Opinion

Billet d'humeur : La vieille dame qui lisait

le jeudi 22 décembre 2022
Modifié à 13 h 21 min le 21 décembre 2022
Par Hélène Gingras

hgingras@gravitemedia.com

(Photo: Depositphotos)

Finissez-vous toujours les livres que vous commencez?

Je passais dans le corridor et je l’aie vue. Calée dans son fauteuil roulant arrêté au milieu du corridor. Elle me faisait dos. Je me suis demandé ce qui se passait, puisqu’elle avait la tête penchée.

J’ai compris et souri en passant à sa hauteur. La dame était absorbée par la lecture d’un livre. Tant et si bien, qu’elle semblait avoir perdu la notion de l’espace. Elle n’était plus dans un corridor au CHSLD, mais à des milles à la ronde. Dans un autre univers, absorbée par l’histoire qui se dessinait sous ses yeux. Mot après mot. Phrase après phrase. Paragraphe après paragraphe.

J’ai tout de suite été attendrie de voir que cette dame âgée continue de chérir la lecture.

Ç’a été plus fort que moi, je me suis arrêtée pour lui parler quand je suis revenue dans le corridor. Elle a alors levé les yeux, et j’ai été frappée par son regard à la fois doux et vif. Son grand sourire.
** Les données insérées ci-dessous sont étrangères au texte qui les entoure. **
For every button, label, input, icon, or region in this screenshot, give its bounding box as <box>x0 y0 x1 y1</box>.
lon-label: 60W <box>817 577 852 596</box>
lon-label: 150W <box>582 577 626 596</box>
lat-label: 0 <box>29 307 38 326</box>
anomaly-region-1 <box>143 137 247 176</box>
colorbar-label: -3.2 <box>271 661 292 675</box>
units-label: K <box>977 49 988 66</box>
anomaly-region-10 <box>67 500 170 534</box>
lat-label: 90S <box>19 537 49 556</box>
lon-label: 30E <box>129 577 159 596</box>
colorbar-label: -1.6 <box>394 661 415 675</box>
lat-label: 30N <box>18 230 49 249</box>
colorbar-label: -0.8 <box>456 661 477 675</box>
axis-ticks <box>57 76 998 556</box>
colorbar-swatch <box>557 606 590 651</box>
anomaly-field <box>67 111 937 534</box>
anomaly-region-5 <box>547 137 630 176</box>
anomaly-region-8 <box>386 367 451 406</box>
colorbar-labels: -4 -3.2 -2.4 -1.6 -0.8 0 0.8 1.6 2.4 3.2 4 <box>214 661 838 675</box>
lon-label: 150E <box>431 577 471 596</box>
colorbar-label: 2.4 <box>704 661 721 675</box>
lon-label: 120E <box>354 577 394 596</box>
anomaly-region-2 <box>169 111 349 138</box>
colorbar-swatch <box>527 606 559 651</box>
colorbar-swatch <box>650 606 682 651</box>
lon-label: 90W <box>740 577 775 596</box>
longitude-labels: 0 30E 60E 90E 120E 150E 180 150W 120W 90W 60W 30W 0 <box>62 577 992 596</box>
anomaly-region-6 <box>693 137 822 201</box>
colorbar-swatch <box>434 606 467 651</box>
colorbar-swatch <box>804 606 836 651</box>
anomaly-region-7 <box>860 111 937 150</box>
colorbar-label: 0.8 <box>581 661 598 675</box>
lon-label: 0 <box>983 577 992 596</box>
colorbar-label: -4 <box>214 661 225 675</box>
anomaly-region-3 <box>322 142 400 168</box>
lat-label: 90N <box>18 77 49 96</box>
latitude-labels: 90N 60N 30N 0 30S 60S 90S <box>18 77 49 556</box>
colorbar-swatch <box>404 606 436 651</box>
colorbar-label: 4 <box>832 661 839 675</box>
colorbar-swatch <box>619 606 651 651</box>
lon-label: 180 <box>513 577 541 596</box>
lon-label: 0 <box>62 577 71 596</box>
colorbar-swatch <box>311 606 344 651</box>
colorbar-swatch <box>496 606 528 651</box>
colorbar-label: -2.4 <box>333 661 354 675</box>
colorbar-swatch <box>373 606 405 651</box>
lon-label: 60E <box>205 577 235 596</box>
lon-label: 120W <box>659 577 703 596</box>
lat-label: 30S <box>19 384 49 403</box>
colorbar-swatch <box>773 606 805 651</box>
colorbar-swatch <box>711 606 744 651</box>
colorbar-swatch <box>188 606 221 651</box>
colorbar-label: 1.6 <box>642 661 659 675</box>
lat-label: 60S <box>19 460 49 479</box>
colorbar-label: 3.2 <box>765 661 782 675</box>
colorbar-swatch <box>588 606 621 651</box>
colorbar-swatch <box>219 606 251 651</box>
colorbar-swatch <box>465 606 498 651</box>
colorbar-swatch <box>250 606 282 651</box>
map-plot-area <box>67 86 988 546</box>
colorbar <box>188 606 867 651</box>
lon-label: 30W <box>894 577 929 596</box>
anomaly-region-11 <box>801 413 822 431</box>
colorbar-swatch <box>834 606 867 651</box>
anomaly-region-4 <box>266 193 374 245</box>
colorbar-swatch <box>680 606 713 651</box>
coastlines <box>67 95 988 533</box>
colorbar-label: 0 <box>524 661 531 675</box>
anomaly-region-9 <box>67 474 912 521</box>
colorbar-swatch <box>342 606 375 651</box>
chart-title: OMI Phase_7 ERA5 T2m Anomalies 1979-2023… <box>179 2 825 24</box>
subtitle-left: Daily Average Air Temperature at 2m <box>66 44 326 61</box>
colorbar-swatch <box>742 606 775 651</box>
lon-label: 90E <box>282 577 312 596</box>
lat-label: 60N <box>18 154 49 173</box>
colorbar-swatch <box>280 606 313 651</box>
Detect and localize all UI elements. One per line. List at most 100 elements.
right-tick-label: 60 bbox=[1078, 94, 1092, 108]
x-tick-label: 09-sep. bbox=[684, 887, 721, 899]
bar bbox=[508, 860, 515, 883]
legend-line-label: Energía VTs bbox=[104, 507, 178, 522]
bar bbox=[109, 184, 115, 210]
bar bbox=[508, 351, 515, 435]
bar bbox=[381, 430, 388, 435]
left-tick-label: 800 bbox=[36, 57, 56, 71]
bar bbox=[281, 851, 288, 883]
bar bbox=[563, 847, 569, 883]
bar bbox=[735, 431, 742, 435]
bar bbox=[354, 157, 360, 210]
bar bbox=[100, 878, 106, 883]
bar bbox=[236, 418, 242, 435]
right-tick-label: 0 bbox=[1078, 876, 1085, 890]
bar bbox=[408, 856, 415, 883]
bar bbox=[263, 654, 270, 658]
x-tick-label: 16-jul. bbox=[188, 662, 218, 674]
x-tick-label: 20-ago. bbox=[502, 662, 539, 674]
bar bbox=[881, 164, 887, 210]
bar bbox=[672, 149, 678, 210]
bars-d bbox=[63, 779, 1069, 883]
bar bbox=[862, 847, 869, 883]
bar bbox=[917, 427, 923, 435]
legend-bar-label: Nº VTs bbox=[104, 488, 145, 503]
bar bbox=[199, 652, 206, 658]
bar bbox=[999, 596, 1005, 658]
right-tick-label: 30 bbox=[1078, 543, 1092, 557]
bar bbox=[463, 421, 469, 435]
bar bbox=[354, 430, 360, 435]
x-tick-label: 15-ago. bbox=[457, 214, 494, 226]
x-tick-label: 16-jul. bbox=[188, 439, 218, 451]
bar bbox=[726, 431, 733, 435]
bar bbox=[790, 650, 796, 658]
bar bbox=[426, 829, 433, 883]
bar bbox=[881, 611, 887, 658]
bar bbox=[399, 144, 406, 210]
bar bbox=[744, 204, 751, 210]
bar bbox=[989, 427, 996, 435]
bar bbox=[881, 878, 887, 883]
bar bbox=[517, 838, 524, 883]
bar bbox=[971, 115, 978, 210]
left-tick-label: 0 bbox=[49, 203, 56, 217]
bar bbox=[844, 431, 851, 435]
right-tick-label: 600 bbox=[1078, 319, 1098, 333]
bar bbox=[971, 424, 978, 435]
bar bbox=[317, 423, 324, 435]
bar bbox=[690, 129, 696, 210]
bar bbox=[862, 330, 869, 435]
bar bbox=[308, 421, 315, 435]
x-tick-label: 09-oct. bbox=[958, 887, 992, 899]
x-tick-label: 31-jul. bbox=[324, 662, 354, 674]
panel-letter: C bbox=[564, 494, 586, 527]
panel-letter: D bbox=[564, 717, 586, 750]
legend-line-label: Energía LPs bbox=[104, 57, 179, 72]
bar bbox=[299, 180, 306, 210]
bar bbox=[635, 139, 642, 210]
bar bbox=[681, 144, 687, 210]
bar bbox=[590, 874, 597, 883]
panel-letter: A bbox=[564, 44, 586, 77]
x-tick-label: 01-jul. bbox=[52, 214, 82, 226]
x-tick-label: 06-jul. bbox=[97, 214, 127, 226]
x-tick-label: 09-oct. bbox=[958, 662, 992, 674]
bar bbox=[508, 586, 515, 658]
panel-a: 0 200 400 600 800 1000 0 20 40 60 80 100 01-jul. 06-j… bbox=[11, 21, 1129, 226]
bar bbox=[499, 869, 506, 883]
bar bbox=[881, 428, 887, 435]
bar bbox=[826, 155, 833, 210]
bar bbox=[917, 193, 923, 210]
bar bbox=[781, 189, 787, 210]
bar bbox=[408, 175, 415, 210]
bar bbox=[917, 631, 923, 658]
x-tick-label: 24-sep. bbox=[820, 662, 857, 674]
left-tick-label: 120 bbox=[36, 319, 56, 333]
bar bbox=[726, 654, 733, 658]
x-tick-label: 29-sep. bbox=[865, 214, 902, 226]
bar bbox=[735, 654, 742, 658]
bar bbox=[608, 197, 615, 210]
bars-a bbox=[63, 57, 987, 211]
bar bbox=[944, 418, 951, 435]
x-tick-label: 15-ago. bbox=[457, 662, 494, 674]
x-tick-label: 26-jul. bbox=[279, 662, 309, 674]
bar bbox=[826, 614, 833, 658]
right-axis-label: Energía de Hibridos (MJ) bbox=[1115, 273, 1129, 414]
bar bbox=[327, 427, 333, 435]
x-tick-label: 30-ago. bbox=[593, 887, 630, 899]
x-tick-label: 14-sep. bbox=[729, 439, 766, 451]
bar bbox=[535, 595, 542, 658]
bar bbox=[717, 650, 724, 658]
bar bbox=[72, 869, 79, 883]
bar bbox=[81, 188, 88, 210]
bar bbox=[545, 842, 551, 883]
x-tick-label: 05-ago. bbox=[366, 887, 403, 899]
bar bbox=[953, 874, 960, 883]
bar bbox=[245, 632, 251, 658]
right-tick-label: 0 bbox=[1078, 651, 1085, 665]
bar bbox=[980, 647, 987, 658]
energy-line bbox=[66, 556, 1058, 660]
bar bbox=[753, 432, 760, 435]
Ses lunettes et ses traits du visage lui donnaient des airs distingués, d’une grande classe. J’ai rapidement imaginé qu’elle avait peut-être autrefois été enseignante. Sinon qu’elle avait exercé un travail intellectuel. Et qu’elle dévorait depuis toujours les bouquins dans ses temps libres.

Pendant un instant, elle m’a réconciliée avec l’endroit, avec la possibilité que des gens qui y vivent ne soient pas tous atteints de problèmes cognitifs.

Je lui ai demandé ce qu’elle lisait. Elle a alors retourné les pages en arrière jusqu’à revenir à la première. Je l’avoue, je me serais plutôt attendue à ce qu’elle me montre la page couverture.

Passant ses doigts sur la première phrase du livre, elle m’a expliqué que l’histoire parlait de curriculum vitae. C’était un des mots contenus dans la toute première phrase du bouquin.

«Lire est doux; relire est quelquefois plus doux encore.»

-Emile Faguet

J’ai alors compris qu’elle ne se rendrait sans doute pas à la fin du livre. D’autant plus, qu’elle a repris sa lecture au début du livre quand je l’ai quittée, alors qu’elle semblait avoir lu une vingtaine de pages.

Mais ici, là, j’ai compris que ça n’avait aucune importance pour elle. Elle s’occupait et passait un bon moment.

Quand je repense à cette scène, je suis autant bouleversée qu’attendrie.